Background to my research
I am doing research into a disease called Duchenne muscular dystrophy. Muscular dystrophies are a group of diseases that effect the muscles of your body. Duchenne is the most common form of muscular dystrophy. It is caused by a mutation in the DMD gene, which carries the instructions for making a protein called dystrophin. Mutations are errors in the gene, so the protein cannot be made properly. Proteins are important components of our bodies, required for the structure, function and regulation of cells, tissues and organs (for example muscles, lungs, kidneys). Dystrophin has an important role in muscles, acting as a shock absorber to prevent damage to the muscle when it contracts during movement.
Muscles are made up of many bundles of muscle cells, which are tubular in structure (see diagram below). Dystrophin can be found at the membrane of muscle cells. The membrane is a protective layer which surrounds each cell.

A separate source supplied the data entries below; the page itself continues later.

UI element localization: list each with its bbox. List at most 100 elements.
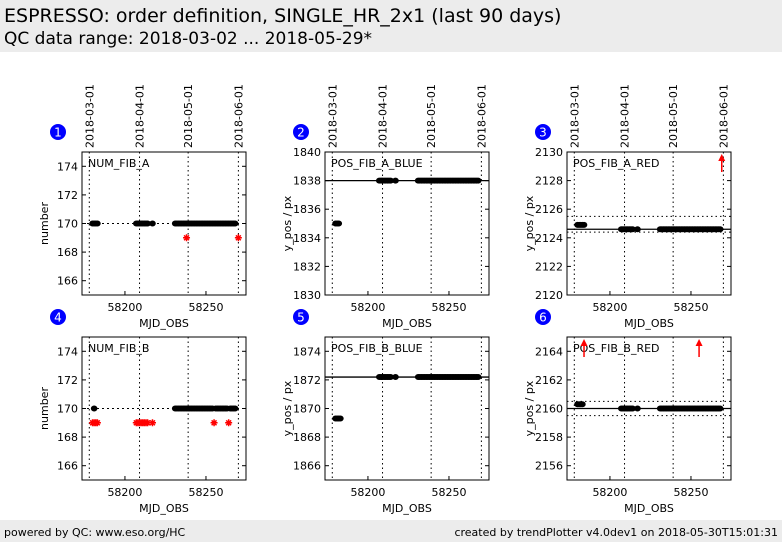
footer-powered-by: powered by QC: www.eso.org/HC xyxy=(4,526,186,539)
y-tick-label: 174 xyxy=(57,160,78,173)
x-tick-label: 58250 xyxy=(673,486,708,499)
y-tick-label: 2128 xyxy=(535,175,563,188)
offscale-arrow-head xyxy=(718,154,726,161)
y-tick-label: 174 xyxy=(57,345,78,358)
x-tick-label: 58250 xyxy=(431,301,466,314)
data-point xyxy=(149,220,156,227)
parameter-label: POS_FIB_A_BLUE xyxy=(331,157,423,170)
date-tick-label: 2018-04-01 xyxy=(377,84,390,148)
x-tick-label: 58200 xyxy=(350,486,385,499)
date-tick-label: 2018-03-01 xyxy=(83,84,96,148)
panel-5: 5 1866 1868 1870 1872 1874 58200 58250 MJD_OBS y_… xyxy=(281,309,490,515)
data-point xyxy=(474,177,482,184)
y-tick-label: 1870 xyxy=(293,403,321,416)
data-point xyxy=(94,220,101,227)
y-tick-label: 2164 xyxy=(535,345,563,358)
y-tick-label: 2120 xyxy=(535,289,563,302)
outlier-point xyxy=(93,419,101,427)
data-point xyxy=(231,220,239,227)
date-tick-label: 2018-04-01 xyxy=(619,84,632,148)
x-tick-label: 58250 xyxy=(188,301,223,314)
x-axis-label: MJD_OBS xyxy=(624,502,674,515)
y-tick-label: 2162 xyxy=(535,374,563,387)
date-tick-label: 2018-05-01 xyxy=(182,84,195,148)
y-tick-label: 1834 xyxy=(293,232,321,245)
parameter-label: POS_FIB_B_BLUE xyxy=(331,342,423,355)
panel-number-badge xyxy=(50,309,66,325)
panel-6: 6 2156 2158 2160 2162 2164 58200 58250 MJD_OBS y_… xyxy=(523,309,732,515)
offscale-arrow-head xyxy=(695,339,703,346)
data-point xyxy=(392,374,399,381)
outlier-point xyxy=(210,419,218,427)
data-point xyxy=(634,226,641,233)
data-point xyxy=(392,177,399,184)
y-tick-label: 1868 xyxy=(293,431,321,444)
date-tick-label: 2018-06-01 xyxy=(475,84,488,148)
y-tick-label: 2156 xyxy=(535,460,563,473)
x-axis-label: MJD_OBS xyxy=(382,502,432,515)
panel-number-badge xyxy=(293,124,309,140)
date-tick-label: 2018-04-01 xyxy=(134,84,147,148)
x-tick-label: 58250 xyxy=(188,486,223,499)
data-point xyxy=(580,221,588,228)
page-subtitle: QC data range: 2018-03-02 ... 2018-05-29… xyxy=(4,29,373,49)
panel-number: 5 xyxy=(297,311,305,325)
date-tick-label: 2018-05-01 xyxy=(667,84,680,148)
date-tick-label: 2018-03-01 xyxy=(326,84,339,148)
x-axis-label: MJD_OBS xyxy=(382,317,432,330)
data-point xyxy=(474,374,482,381)
y-tick-label: 1872 xyxy=(293,374,321,387)
outlier-point xyxy=(183,234,191,242)
data-point xyxy=(231,405,239,412)
y-tick-label: 1866 xyxy=(293,460,321,473)
x-tick-label: 58250 xyxy=(431,486,466,499)
x-tick-label: 58200 xyxy=(350,301,385,314)
y-tick-label: 170 xyxy=(57,403,78,416)
y-axis-label: y_pos / px xyxy=(523,380,536,436)
data-point xyxy=(144,220,151,227)
panel-number: 1 xyxy=(54,126,62,140)
page-title: ESPRESSO: order definition, SINGLE_HR_2x… xyxy=(4,5,562,27)
x-axis-label: MJD_OBS xyxy=(624,317,674,330)
y-tick-label: 166 xyxy=(57,460,78,473)
y-tick-label: 166 xyxy=(57,275,78,288)
offscale-arrow-head xyxy=(580,339,588,346)
x-tick-label: 58200 xyxy=(592,486,627,499)
data-point xyxy=(716,405,724,412)
date-tick-label: 2018-06-01 xyxy=(232,84,245,148)
y-axis-label: number xyxy=(38,202,51,245)
footer: powered by QC: www.eso.org/HC created by… xyxy=(0,520,782,542)
plot-frame xyxy=(566,151,732,296)
y-tick-label: 170 xyxy=(57,218,78,231)
parameter-label: NUM_FIB_B xyxy=(88,342,149,355)
header: ESPRESSO: order definition, SINGLE_HR_2x… xyxy=(0,0,782,52)
y-tick-label: 1830 xyxy=(293,289,321,302)
x-tick-label: 58250 xyxy=(673,301,708,314)
x-axis-label: MJD_OBS xyxy=(139,502,189,515)
panel-number: 3 xyxy=(539,126,547,140)
y-tick-label: 1838 xyxy=(293,175,321,188)
panel-1: 1 2018-03-01 2018-04-01 2018-05-01 2018-06-0… xyxy=(38,84,247,330)
data-point xyxy=(629,226,636,233)
x-tick-label: 58200 xyxy=(592,301,627,314)
outlier-point xyxy=(234,234,242,242)
data-point xyxy=(337,415,344,422)
y-tick-label: 172 xyxy=(57,189,78,202)
y-tick-label: 2124 xyxy=(535,232,563,245)
panel-number-badge xyxy=(535,124,551,140)
panel-2: 2 2018-03-01 2018-04-01 2018-05-01 2018-06-0… xyxy=(281,84,490,330)
panel-number: 4 xyxy=(54,311,62,325)
panel-number-badge xyxy=(293,309,309,325)
outlier-point xyxy=(148,419,156,427)
y-tick-label: 2122 xyxy=(535,260,563,273)
y-tick-label: 1840 xyxy=(293,146,321,159)
y-tick-label: 2160 xyxy=(535,403,563,416)
outlier-point xyxy=(225,419,233,427)
y-tick-label: 172 xyxy=(57,374,78,387)
date-tick-label: 2018-03-01 xyxy=(568,84,581,148)
data-point xyxy=(387,177,394,184)
outlier-point xyxy=(144,419,152,427)
date-tick-label: 2018-05-01 xyxy=(425,84,438,148)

Dystrophin acts as part of a group of proteins (see diagram above). These proteins work by anchoring the structural network inside the cell (shown in orange) to the outside environment.
When dystrophin is absent, the protein scaffold is lost from the membrane.This means that the muscle can be damaged more easily during contractions and leads to the muscle weakness and wasting seen in Duchenne muscular dystrophy.
What am I aiming to do with my research?
Preventing the loss of the other proteins in the scaffolding complex from the membrane may restore some stability to the muscle, even when dystrophin is not present. I am trying to stop the loss of one of these proteins called dystroglycan (in blue on the diagram). Dystroglycan is able to form links with other proteins, which may be able to compensate for the loss of dystrophin. I am investigating whether this could have potential as a future therapy for Duchenne muscular dystrophy.